ユスティナもユニティに乗って戦い続けたが、ときには戦う以外の仕事も求められた。反乱軍に壊された橋の建て直しや、砦の周りに堀を作るための穴掘り、馬車に代わっての資材の運搬など、巨体を生かした力仕事をいくつもこなした。
そうして出撃命令のない日は、プリムローズ隊の仲間たちに剣術を教わった。
真紅の巨人を想定した二刀流を相手に練習用の木剣で立ち向かったものの、これがびっくりするほど難しい。木剣を振るっている腕はあっという間に重くなるし、少しでもうかつな攻撃をすると簡単に反撃されてしまう。子供のチャンバラごっことプロの剣術の差を嫌と言うほど思い知らされた。
手の皮がめくれるほど剣術の練習をしたあとは、食堂でお腹いっぱいになるまでご飯を食べさせてもらった。
プリムローズが「体力がつくものを食べさせてほしい」と頼んでくれたらしく、ユスティナの食事には必ず肉料理や魚料理が一品多くついてきた。ユスティナは特別なメニューをありがたく頂いて、お腹いっぱいになったあとは再び剣術の練習に精を出した。とにもかくにもユニティの戦闘力を高めるには自分が強くなるしかないのだ。
あれからシックスと真紅の巨人には遭遇していない。
そのため、反乱軍を相手に苦戦することはほとんどなかったが、駆けつけられない場所に真紅の巨神が現れたときの王国軍の被害は甚大だった。真紅の巨神から逃げられたところで、ブラックナイトの追撃が待っている。反乱軍はそんな二段構えで王国軍の部隊を効率的に壊滅させているのである。

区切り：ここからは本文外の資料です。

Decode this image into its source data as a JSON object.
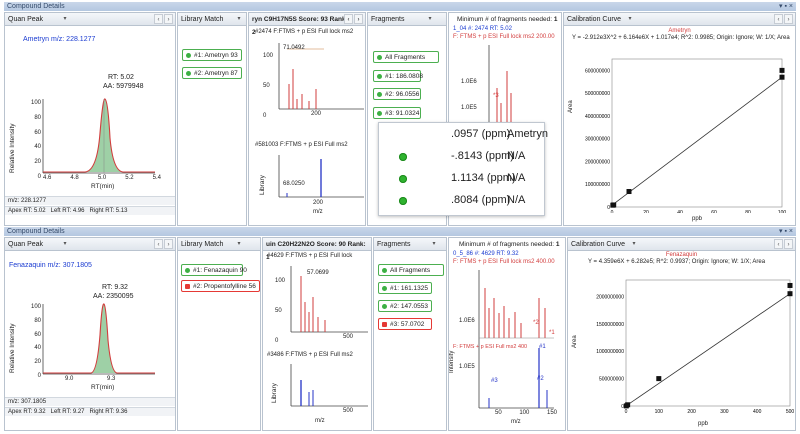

戦局全体からすると攻撃的な反乱軍が前線を押し上げているものの、長期戦に持ち込んで反乱軍の体力を削ぎたい王国軍としては案外悪くない……とはナタリオの分析であるが、真紅の巨神によって大きな被害が出ているのは間違いない。
次は絶対に負けたくない。
どうしてあんなに王国軍を憎むのか知りたい。
できることなら話し合って凶行を止めたい。
ユスティナの頭の中はシックスと真紅の巨人のことでいっぱいだった。